Jury selection began Monday and lawyers indicated they expect it to take several days.
One wonders if some of Frey's questions foreshadow the kind of defense they will pursue.
"Does everyone agree with me that politics and the criminal justice system should never meld?" Frey asked the court.
Findling says Hill continues to maintain
the allegations arise from political motivation, and that will play a role in the defense.
District Attorney Tracy Graham Lawson's position has been that she brought in an independent DA to prosecute as a neutral person who would review the evidence and make an independent evaluation.
Zon is the lead prosecutor in the case. She is district attorney in another circuit.
Winne got some insight about the case from former Clayton County district attorney Jewel Scott.
Scott believes the prosecution in the Hill case will have trouble finding 12 jurors who will vote the way prosecutors want them to because the jury pool comes from Clayton County voter rolls.

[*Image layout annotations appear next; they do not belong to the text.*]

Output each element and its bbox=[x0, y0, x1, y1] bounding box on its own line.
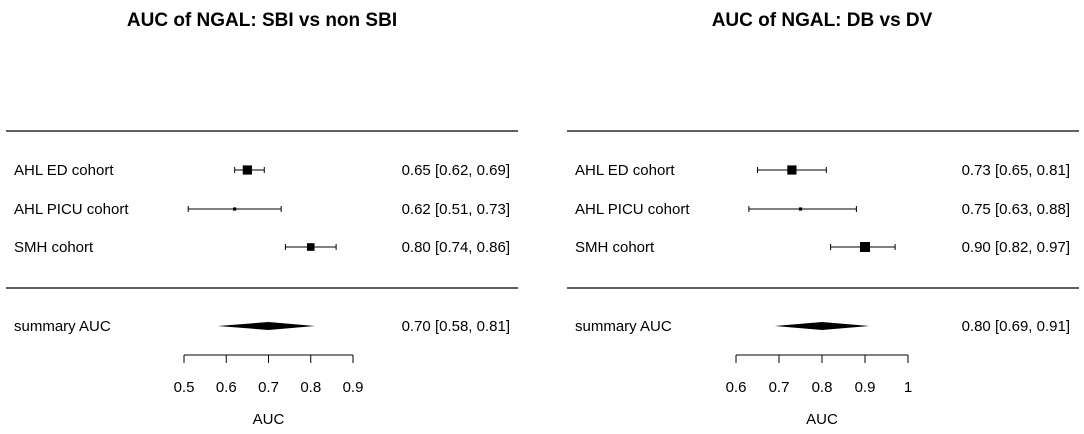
study-point bbox=[242, 165, 252, 175]
summary-ci-text: 0.70 [0.58, 0.81] bbox=[402, 318, 510, 335]
summary-label: summary AUC bbox=[575, 318, 672, 335]
x-tick-label: 0.7 bbox=[258, 379, 279, 396]
study-label: AHL PICU cohort bbox=[575, 201, 690, 218]
x-tick-label: 0.6 bbox=[726, 379, 747, 396]
study-point bbox=[306, 243, 315, 251]
study-ci-text: 0.62 [0.51, 0.73] bbox=[402, 201, 510, 218]
study-ci-text: 0.75 [0.63, 0.88] bbox=[962, 201, 1070, 218]
chart-title: AUC of NGAL: SBI vs non SBI bbox=[127, 10, 397, 31]
study-ci-text: 0.80 [0.74, 0.86] bbox=[402, 239, 510, 256]
x-axis-label: AUC bbox=[806, 411, 838, 428]
study-label: SMH cohort bbox=[14, 239, 94, 256]
summary-diamond bbox=[217, 322, 315, 330]
chart-title: AUC of NGAL: DB vs DV bbox=[712, 10, 933, 31]
x-tick-label: 0.8 bbox=[812, 379, 833, 396]
study-label: AHL PICU cohort bbox=[14, 201, 129, 218]
study-point bbox=[787, 165, 797, 175]
study-ci-text: 0.90 [0.82, 0.97] bbox=[962, 239, 1070, 256]
x-tick-label: 1 bbox=[904, 379, 912, 396]
study-label: SMH cohort bbox=[575, 239, 655, 256]
study-label: AHL ED cohort bbox=[14, 162, 114, 179]
forest-panel-1: AUC of NGAL: SBI vs non SBI AHL ED cohort… bbox=[6, 10, 518, 428]
summary-diamond bbox=[774, 322, 870, 330]
x-tick-label: 0.9 bbox=[855, 379, 876, 396]
summary-ci-text: 0.80 [0.69, 0.91] bbox=[962, 318, 1070, 335]
x-tick-label: 0.9 bbox=[343, 379, 364, 396]
forest-panel-2: AUC of NGAL: DB vs DV AHL ED cohort 0.73 [… bbox=[567, 10, 1079, 428]
x-tick-label: 0.5 bbox=[174, 379, 195, 396]
study-ci-text: 0.73 [0.65, 0.81] bbox=[962, 162, 1070, 179]
study-point bbox=[860, 242, 870, 252]
study-ci-text: 0.65 [0.62, 0.69] bbox=[402, 162, 510, 179]
study-point bbox=[798, 207, 803, 211]
study-label: AHL ED cohort bbox=[575, 162, 675, 179]
summary-label: summary AUC bbox=[14, 318, 111, 335]
study-point bbox=[233, 207, 237, 211]
x-tick-label: 0.6 bbox=[216, 379, 237, 396]
x-axis-label: AUC bbox=[253, 411, 285, 428]
x-tick-label: 0.8 bbox=[300, 379, 321, 396]
x-tick-label: 0.7 bbox=[769, 379, 790, 396]
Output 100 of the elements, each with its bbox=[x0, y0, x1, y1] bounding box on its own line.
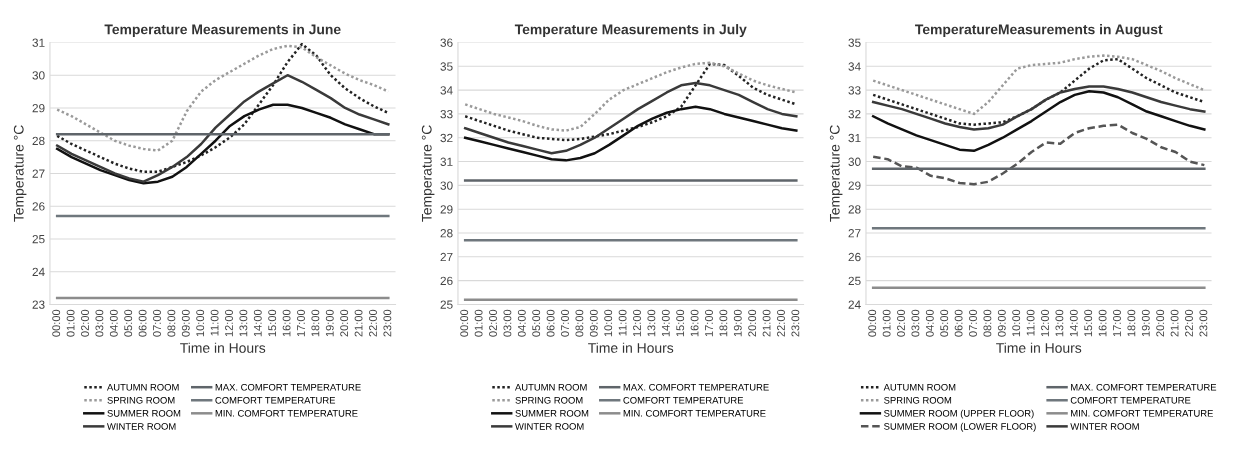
chart-title: Temperature Measurements in July bbox=[514, 24, 747, 38]
y-tick-label: 27 bbox=[848, 229, 861, 238]
legend-label: SPRING ROOM bbox=[884, 396, 952, 404]
x-tick-label: 04:00 bbox=[109, 309, 118, 337]
y-tick-label: 33 bbox=[440, 109, 453, 119]
x-tick-label: 02:00 bbox=[81, 309, 89, 337]
legend-label: AUTUMN ROOM bbox=[106, 383, 179, 391]
legend-label: AUTUMN ROOM bbox=[883, 383, 956, 391]
line-series bbox=[871, 54, 1206, 116]
x-tick-label: 09:00 bbox=[997, 309, 1006, 337]
x-tick-label: 09:00 bbox=[181, 309, 190, 337]
y-axis-title: Temperature °C bbox=[13, 125, 27, 222]
y-tick-label: 35 bbox=[848, 38, 861, 47]
x-tick-label: 19:00 bbox=[733, 309, 742, 337]
x-tick-label: 13:00 bbox=[1055, 309, 1064, 337]
y-tick-label: 23 bbox=[32, 300, 45, 309]
y-tick-label: 36 bbox=[440, 38, 453, 47]
x-tick-label: 07:00 bbox=[153, 309, 161, 337]
y-tick-label: 29 bbox=[32, 104, 45, 113]
x-tick-label: 01:00 bbox=[882, 309, 891, 337]
x-tick-label: 16:00 bbox=[690, 309, 699, 337]
x-tick-label: 07:00 bbox=[561, 309, 569, 337]
legend-label: SPRING ROOM bbox=[515, 396, 583, 404]
x-tick-label: 00:00 bbox=[868, 309, 877, 337]
x-tick-label: 09:00 bbox=[589, 309, 598, 337]
y-tick-label: 24 bbox=[848, 300, 861, 309]
x-tick-label: 03:00 bbox=[911, 309, 920, 337]
x-tick-label: 03:00 bbox=[95, 309, 104, 337]
legend-label: COMFORT TEMPERATURE bbox=[215, 396, 336, 404]
line-series bbox=[55, 73, 390, 183]
y-tick-label: 25 bbox=[440, 300, 453, 309]
y-tick-label: 31 bbox=[440, 157, 453, 166]
x-tick-label: 18:00 bbox=[1127, 309, 1136, 337]
x-axis-title: Time in Hours bbox=[996, 342, 1082, 353]
x-tick-label: 20:00 bbox=[340, 309, 349, 337]
chart-title: Temperature Measurements in June bbox=[104, 24, 341, 38]
x-tick-label: 20:00 bbox=[748, 309, 757, 337]
x-tick-label: 21:00 bbox=[354, 309, 363, 337]
x-tick-label: 12:00 bbox=[225, 309, 233, 337]
x-tick-label: 06:00 bbox=[546, 309, 555, 337]
legend-label: WINTER ROOM bbox=[1070, 423, 1139, 430]
x-tick-label: 22:00 bbox=[1185, 309, 1193, 337]
x-tick-label: 15:00 bbox=[676, 309, 685, 337]
y-tick-label: 32 bbox=[848, 109, 861, 119]
x-tick-label: 01:00 bbox=[474, 309, 483, 337]
x-tick-label: 10:00 bbox=[604, 309, 613, 337]
legend-label: SPRING ROOM bbox=[107, 396, 175, 404]
x-tick-label: 05:00 bbox=[532, 309, 541, 337]
legend-label: MAX. COMFORT TEMPERATURE bbox=[215, 383, 361, 391]
y-tick-label: 25 bbox=[32, 234, 45, 244]
x-tick-label: 12:00 bbox=[633, 309, 641, 337]
x-tick-label: 08:00 bbox=[983, 309, 992, 337]
x-tick-label: 07:00 bbox=[969, 309, 977, 337]
x-tick-label: 05:00 bbox=[940, 309, 949, 337]
legend-label: COMFORT TEMPERATURE bbox=[1070, 396, 1191, 404]
x-tick-label: 19:00 bbox=[325, 309, 334, 337]
y-axis-title: Temperature °C bbox=[421, 125, 435, 222]
y-tick-label: 26 bbox=[32, 202, 45, 211]
x-tick-label: 23:00 bbox=[791, 309, 800, 337]
x-tick-label: 06:00 bbox=[138, 309, 147, 337]
legend-label: MIN. COMFORT TEMPERATURE bbox=[623, 410, 766, 417]
line-series bbox=[871, 85, 1206, 131]
x-tick-label: 17:00 bbox=[297, 309, 305, 337]
y-tick-label: 26 bbox=[848, 252, 861, 262]
line-series bbox=[871, 123, 1206, 186]
legend-label: COMFORT TEMPERATURE bbox=[623, 396, 744, 404]
x-tick-label: 21:00 bbox=[762, 309, 771, 337]
x-tick-label: 16:00 bbox=[282, 309, 291, 337]
x-tick-label: 22:00 bbox=[369, 309, 377, 337]
y-tick-label: 29 bbox=[440, 205, 453, 214]
x-tick-label: 10:00 bbox=[196, 309, 205, 337]
y-tick-label: 32 bbox=[440, 133, 453, 143]
y-tick-label: 28 bbox=[32, 136, 45, 146]
y-tick-label: 30 bbox=[848, 157, 861, 166]
y-tick-label: 34 bbox=[848, 62, 861, 71]
y-tick-label: 27 bbox=[32, 169, 45, 178]
x-tick-label: 14:00 bbox=[661, 309, 670, 337]
y-tick-label: 33 bbox=[848, 86, 861, 95]
x-tick-label: 15:00 bbox=[268, 309, 277, 337]
y-tick-label: 34 bbox=[440, 86, 453, 95]
x-tick-label: 13:00 bbox=[239, 309, 248, 337]
y-axis-title: Temperature °C bbox=[829, 125, 843, 222]
legend-label: SUMMER ROOM bbox=[107, 410, 181, 417]
line-series bbox=[463, 105, 798, 162]
x-tick-label: 18:00 bbox=[311, 309, 320, 337]
y-tick-label: 30 bbox=[440, 181, 453, 190]
x-tick-label: 16:00 bbox=[1098, 309, 1107, 337]
y-tick-label: 28 bbox=[440, 229, 453, 238]
x-tick-label: 14:00 bbox=[253, 309, 262, 337]
legend-label: SUMMER ROOM (LOWER FLOOR) bbox=[884, 422, 1036, 432]
legend-label: MIN. COMFORT TEMPERATURE bbox=[1071, 410, 1213, 417]
line-series bbox=[55, 42, 390, 174]
x-tick-label: 04:00 bbox=[517, 309, 526, 337]
x-tick-label: 06:00 bbox=[954, 309, 963, 337]
x-tick-label: 11:00 bbox=[210, 309, 219, 336]
x-tick-label: 21:00 bbox=[1170, 309, 1179, 337]
y-tick-label: 30 bbox=[32, 71, 45, 80]
legend-label: WINTER ROOM bbox=[107, 423, 176, 430]
x-axis-title: Time in Hours bbox=[180, 342, 266, 353]
x-tick-label: 23:00 bbox=[1199, 309, 1208, 337]
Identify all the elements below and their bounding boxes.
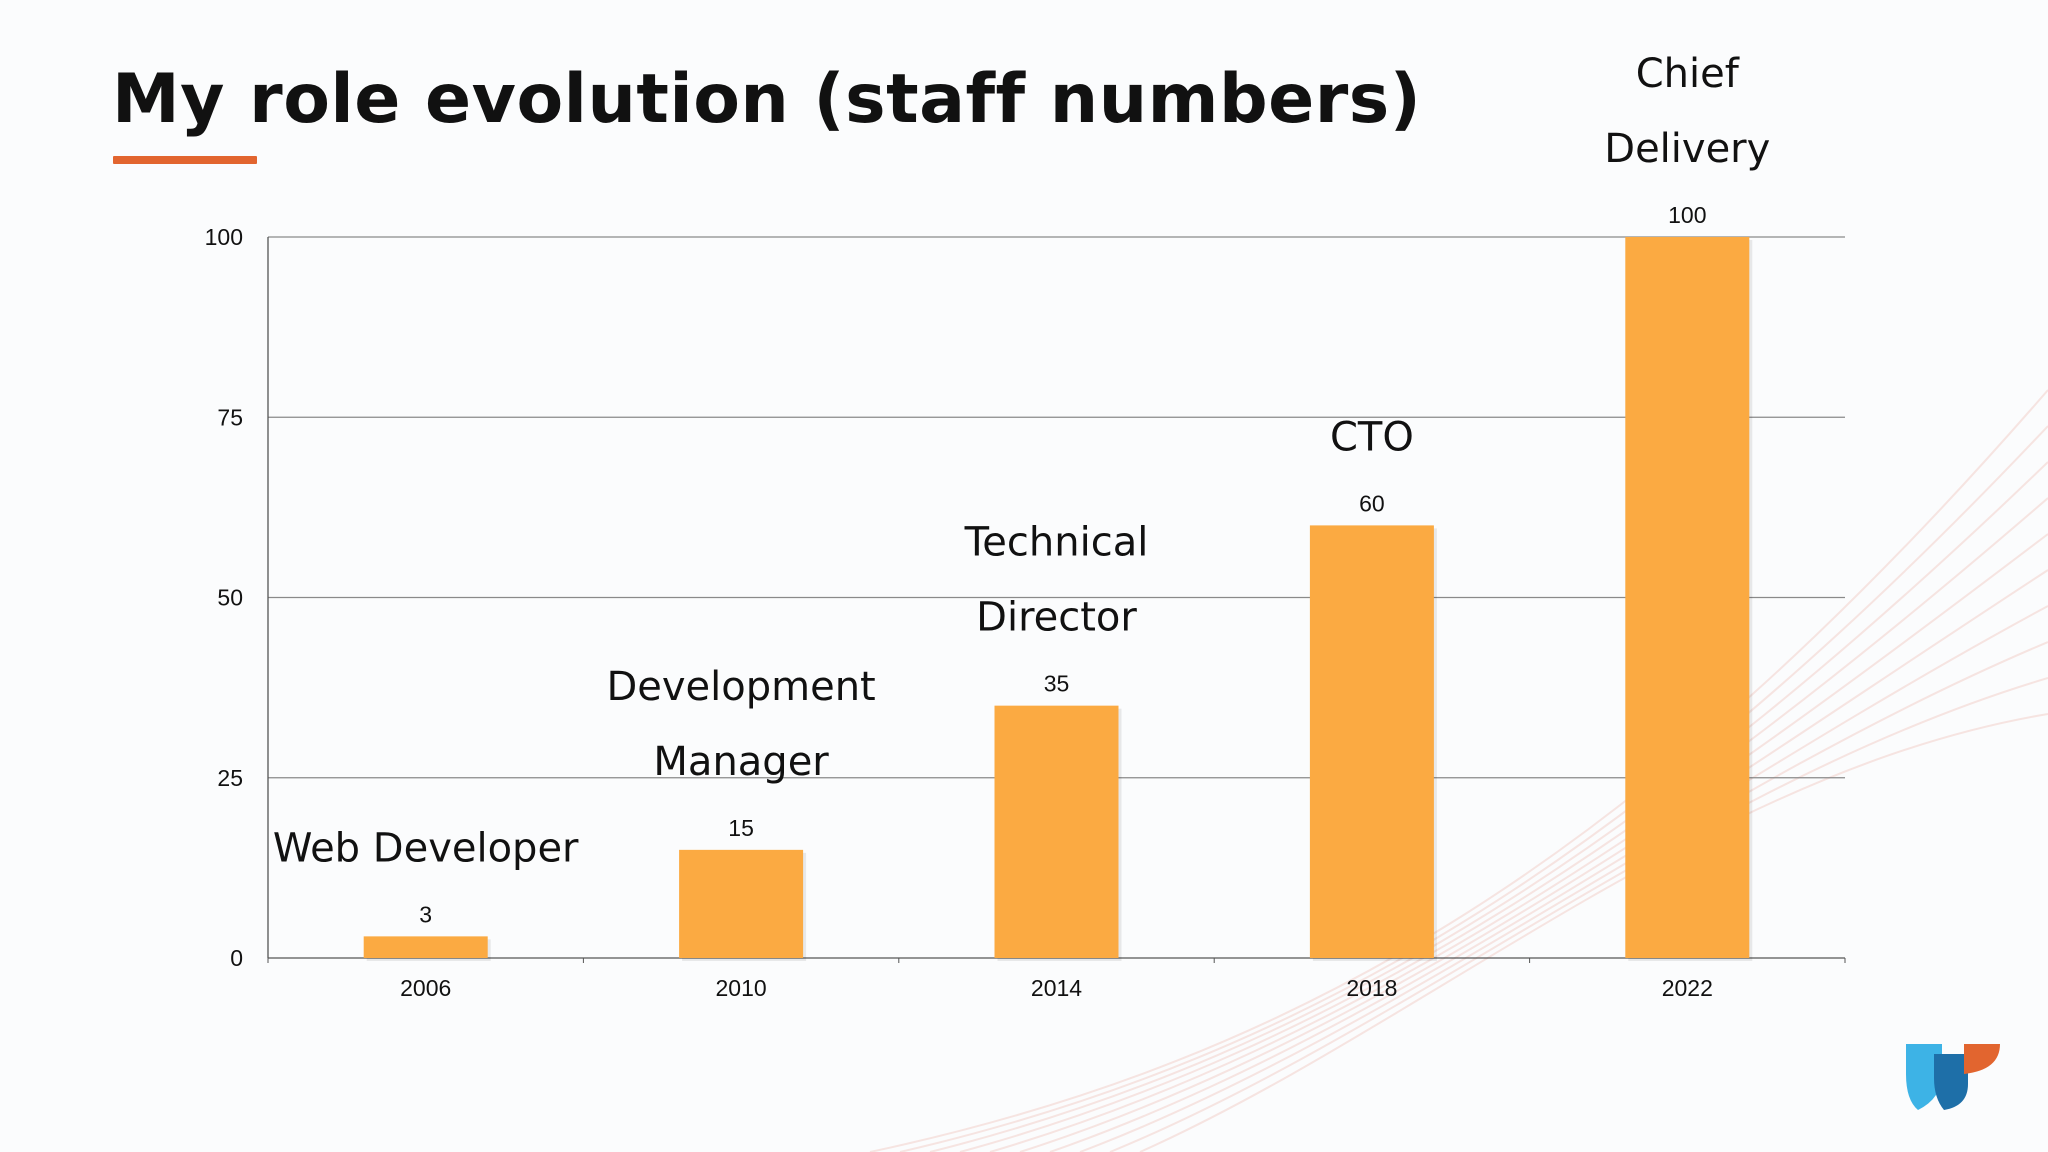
bar xyxy=(363,936,488,958)
y-tick-label: 100 xyxy=(205,224,243,250)
bar xyxy=(1309,525,1434,958)
role-annotation: Web Developer xyxy=(273,825,579,871)
company-logo-icon xyxy=(1906,1044,2000,1110)
x-tick-label: 2018 xyxy=(1346,975,1397,1001)
x-tick-label: 2006 xyxy=(400,975,451,1001)
decorative-curve xyxy=(989,533,2048,1152)
decorative-curve xyxy=(899,425,2048,1152)
role-annotation: Chief xyxy=(1636,51,1740,97)
x-tick-label: 2014 xyxy=(1031,975,1082,1001)
slide-title: My role evolution (staff numbers) xyxy=(112,60,1422,139)
y-tick-label: 50 xyxy=(217,585,243,611)
decorative-curve xyxy=(869,389,2048,1152)
bar xyxy=(1625,237,1750,958)
role-annotation: CTO xyxy=(1330,414,1414,460)
y-tick-label: 25 xyxy=(217,765,243,791)
role-annotation: Director xyxy=(976,595,1137,641)
data-label: 100 xyxy=(1668,202,1706,228)
decorative-curve xyxy=(1019,569,2048,1152)
data-label: 60 xyxy=(1359,490,1385,516)
role-annotation: Technical xyxy=(964,520,1149,566)
decorative-curve xyxy=(1079,641,2048,1152)
y-tick-label: 75 xyxy=(217,404,243,430)
bar xyxy=(679,849,804,958)
decorative-curve xyxy=(1109,677,2048,1152)
data-label: 15 xyxy=(728,815,754,841)
decorative-curve xyxy=(1139,713,2048,1152)
decorative-curve xyxy=(1049,605,2048,1152)
role-annotation: Manager xyxy=(653,739,829,785)
bar xyxy=(994,705,1119,958)
data-label: 3 xyxy=(419,901,432,927)
decorative-curve xyxy=(929,461,2048,1152)
y-tick-label: 0 xyxy=(230,945,243,971)
role-annotation: Delivery xyxy=(1604,126,1770,172)
title-underline xyxy=(113,156,257,164)
x-tick-label: 2010 xyxy=(716,975,767,1001)
role-annotation: Development xyxy=(606,664,875,710)
x-tick-label: 2022 xyxy=(1662,975,1713,1001)
data-label: 35 xyxy=(1044,671,1070,697)
decorative-curve xyxy=(959,497,2048,1152)
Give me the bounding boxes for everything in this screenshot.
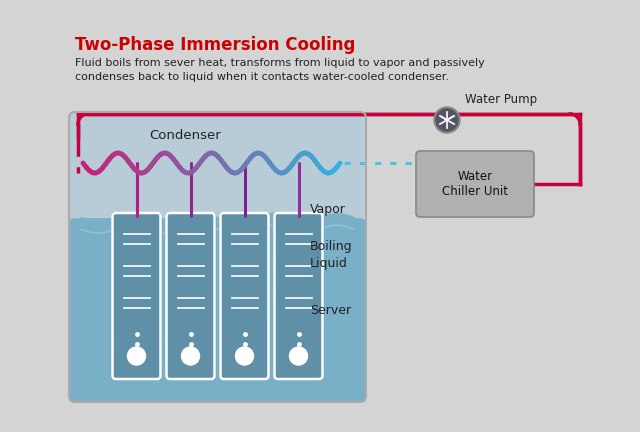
- Polygon shape: [440, 116, 454, 120]
- Text: Water
Chiller Unit: Water Chiller Unit: [442, 170, 508, 198]
- Bar: [75, 229, 360, 396]
- Text: Fluid boils from sever heat, transforms from liquid to vapor and passively
conde: Fluid boils from sever heat, transforms …: [75, 58, 484, 82]
- Circle shape: [236, 347, 253, 365]
- Circle shape: [436, 109, 458, 131]
- FancyBboxPatch shape: [111, 212, 161, 380]
- Text: Vapor: Vapor: [310, 203, 346, 216]
- Text: Two-Phase Immersion Cooling: Two-Phase Immersion Cooling: [75, 36, 355, 54]
- FancyBboxPatch shape: [273, 212, 323, 380]
- FancyBboxPatch shape: [275, 213, 323, 379]
- Text: Boiling
Liquid: Boiling Liquid: [310, 240, 353, 270]
- Circle shape: [434, 107, 460, 133]
- Text: Water Pump: Water Pump: [465, 93, 537, 107]
- FancyBboxPatch shape: [166, 213, 214, 379]
- Circle shape: [127, 347, 145, 365]
- Circle shape: [289, 347, 307, 365]
- FancyBboxPatch shape: [69, 218, 366, 402]
- Text: Condenser: Condenser: [149, 129, 221, 142]
- FancyBboxPatch shape: [166, 212, 216, 380]
- FancyBboxPatch shape: [69, 112, 366, 402]
- FancyBboxPatch shape: [221, 213, 269, 379]
- FancyBboxPatch shape: [416, 151, 534, 217]
- FancyBboxPatch shape: [220, 212, 269, 380]
- FancyBboxPatch shape: [113, 213, 161, 379]
- Text: Server: Server: [310, 304, 351, 317]
- Circle shape: [182, 347, 200, 365]
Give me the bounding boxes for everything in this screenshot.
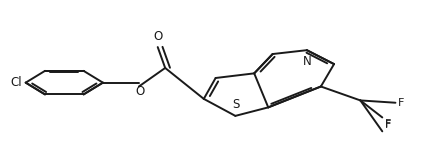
Text: N: N — [302, 55, 311, 68]
Text: O: O — [136, 85, 145, 98]
Text: F: F — [385, 119, 391, 129]
Text: F: F — [385, 120, 391, 130]
Text: S: S — [233, 98, 240, 111]
Text: F: F — [398, 98, 404, 108]
Text: O: O — [153, 30, 162, 43]
Text: Cl: Cl — [11, 76, 22, 89]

"My belief is that the state is going to have a really tough burden to find 12 objective jurors that are going to listen to the evidence and do what (prosecutors) want them to do, which is return a guilty verdict," Scott said.
"It comes from the voter list. The very voters that know that there was an indictment hanging over Sheriff Hill's head, that put him in office," Scott said.
Scott acknowledges she supports Hill and is on the other side of the political divide from the current district attorney, who has brought in prosecutor Zon from out of the county.
"I'm very supportive of our elected sheriff at this point," Scott said.
But Scott says politics doesn't affect her jury analysis.
The former district attorney, now defense attorney, says however the jury turns out, both sides have a good judge.